(192ad) Qsars for Predicting Adipose:Blood Partitioning of Industrial Chemicals

Papadaki, K., Aristotle University of Thessaloniki
Karakitsios, S., Aristotle University of Thessaloniki
Sarigiannis, D., Aristotle University of Thessaloniki
In recent years, there is an increasing interest in the development of Physiologically Based Toxicokinetic (PBTK) models, which provide quantitative descriptors of Absorption, Distribution, Metabolism and Excretion (ADME) of environmental or pharmaceutical chemicals. However, their application in toxicity testing and health risk assessment is limited due to the lack of input parameters required for their development, especially when these systems comprise comprehensive mathematical descriptions of human physiology. Proper parameterization of PBTK models can be achieved using advanced Quantitative Structure-Activity Relationships (QSARs). QSARs are widely used for the estimation of physicochemical and biochemical properties of “data poor” chemical compounds, biological effects as well as understanding the physicochemical features governing a biological response. These relationships are described as regression or classification models, which connect the biological effects and chemistry of each chemical compound and comprise the activity data to be modeled, the data with which to model and a method to formulate the model.

Several approaches incorporating QSARs have been proposed for the prediction of partition coefficients for PBTK modeling, including

(a) an algorithm based on the fractional content of cells, interstitial fluid in tissue, plasma and erythrocyte in blood, tissue lipids and the lipophilicity of chemical compounds and

(b) the Linear Free Energy Relationship (LFER), proposed by Abraham and co-workers, for estimating biological properties, which takes into account excess molar refractivity, polarizability, solute effective or summation hydrogen-bond acidity and basicity, as well as the McGowan characteristic volume. The latter is a measure of the lipophilicity for chemical compounds.

Adipose/blood partition coefficient is considered as one of the most significant input parameters of PBTK models. The partitioning of chemical compounds into adipose tissue and blood provide information regarding distribution and toxicological effects of these substances.

The methodological approach presented in this study is based on the development of QSAR models to predict adipose/blood partition coefficient for environmental chemical compounds. The necessary input data for the models to be trained consisted of the experimental values of adipose/blood partition coefficient and two sets of molecular descriptors for 67 environmental chemicals of the initial set; a) the descriptors from Linear Free Energy Relationship (LFER) and b) the PaDEL descriptors. The PaDEL dataset included 1D, 2D and 3D descriptors, which are related to the molecular structure of the chemicals and are characterized as constitutional, topological, geometrical or electronic. The reduction process was followed for the derived molecular descriptors in order to avoid the semi-constant (>80%) and intercorrelated (>95%) ones. Principal Component Analysis (PCA) was used for further reduction of PaDEL inputs, as well as for the categorization of chemical compounds.

The datasets were randomly divided into the training set, containing 70% of the total data, the validation and the test set, each one representing 15% of the total. Then, they were analysed using two statistical methods; Genetic Algorithm based Multiple Linear Regression (GA-MLR) and Artificial Neural Networks (ANN). GA was implemented for the selection of the optimal set of descriptors for the models. The GA-MLR technique was implemented in the QSARINS software (Gramatica, Chirico et al. 2013, Gramatica, Cassani et al. 2014), while the ANN technique was implemented in MATLAB® (version R2016a, Mathworks Inc) using the Neural Network Toolbox.
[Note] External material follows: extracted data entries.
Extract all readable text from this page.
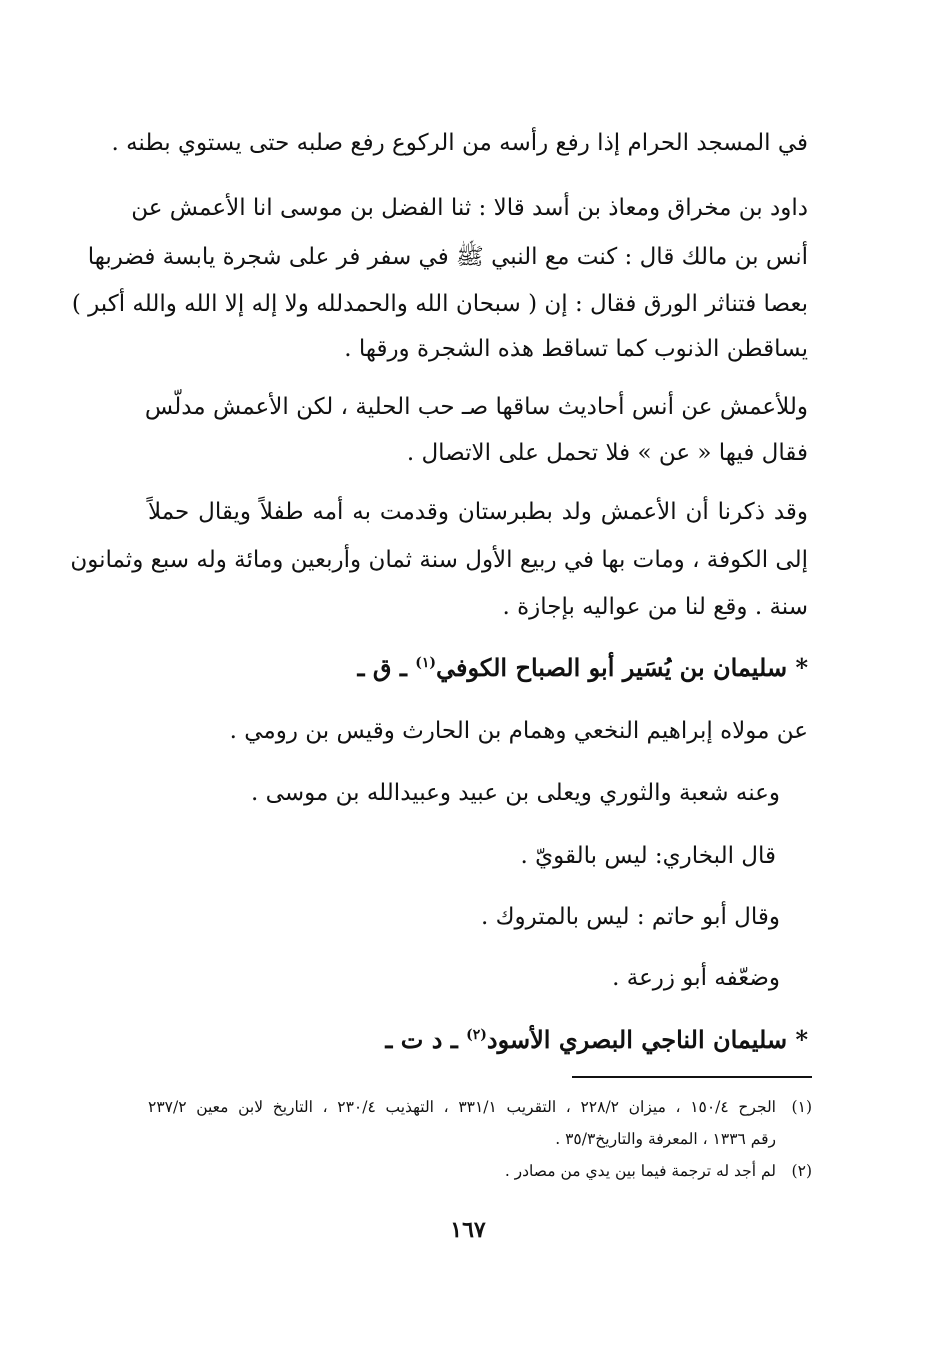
في المسجد الحرام إذا رفع رأسه من الركوع رفع صلبه حتى يستوي بطنه .
داود بن مخراق ومعاذ بن أسد قالا : ثنا الفضل بن موسى انا الأعمش عن
أنس بن مالك قال : كنت مع النبي ﷺ في سفر فر على شجرة يابسة فضربها
بعصا فتناثر الورق فقال : إن ( سبحان الله والحمدلله ولا إله إلا الله والله أكبر )
يساقطن الذنوب كما تساقط هذه الشجرة ورقها .
وللأعمش عن أنس أحاديث ساقها صـ حب الحلية ، لكن الأعمش مدلّس
فقال فيها « عن » فلا تحمل على الاتصال .
وقد ذكرنا أن الأعمش ولد بطبرستان وقدمت به أمه طفلاً ويقال حملاً
إلى الكوفة ، ومات بها في ربيع الأول سنة ثمان وأربعين ومائة وله سبع وثمانون
سنة . وقع لنا من عواليه بإجازة .
* سليمان بن يُسَير أبو الصباح الكوفي$^{(١)}$ ـ ق ـ
عن مولاه إبراهيم النخعي وهمام بن الحارث وقيس بن رومي .
وعنه شعبة والثوري ويعلى بن عبيد وعبيدالله بن موسى .
قال البخاري: ليس بالقويّ .
وقال أبو حاتم : ليس بالمتروك .
وضعّفه أبو زرعة .
* سليمان الناجي البصري الأسود$^{(٢)}$ ـ د ت ـ
(١)الجرح ١٥٠/٤ ، ميزان ٢٢٨/٢ ، التقريب ٣٣١/١ ، التهذيب ٢٣٠/٤ ، التاريخ لابن معين ٢٣٧/٢
رقم ١٣٣٦ ، المعرفة والتاريخ٣٥/٣ .
(٢)لم أجد له ترجمة فيما بين يدي من مصادر .
١٦٧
The developed models with the LFER and PaDEL descriptors, coupled with ANN, produced excellent performance results. The fitting performance (R2) of the models, using LFER and PaDEL descriptors, was 0.94 and 0.96, respectively. Cross Validation (CV) indicated that the predictive performance of the models (Qcv2) was equal to 0.96 and 0.95, while the external validation value (Rext2) was found to be 0.98 and 0.94 for LFER and PaDEL model, respectively. The Applicability Domain (AD), which defined the limitations regarding the structural and target domains of the models with the best performance, was determined using several approaches, including bounding box, bounding box on PCs, convex hull, leverage, distance to centroid, k Nearest Neighbors (kNN) approach with fixed k, k Nearest Neighbors (kNN) approach with variable k, Probability Density Function (PDF) based methods. Finally, the developed models were applied to a large number of chemical compounds with unknown values of adipose/blood partition coefficient.

The proposed models for the estimation of adipose/blood partition coefficients were checked for their fitting performance, validity and applicability. It was found that they are stable, reliable and capable to predict physicochemical parameters of “data poor” chemical compounds that fall within the applicability domain. The developed predictive models could serve as a tool to fill in data gaps of environmental chemicals with unknown values of adipose/blood partitioning. In this way, animal testing could be reduced significantly and the wide use of PBTK models could be reinforced. Finally, the “safe-by-design” concept for environmental chemicals is supported, by allowing the successful prediction of toxicokinetic behavior based on molecular parameters, promoting green chemistry and cost saving of product development.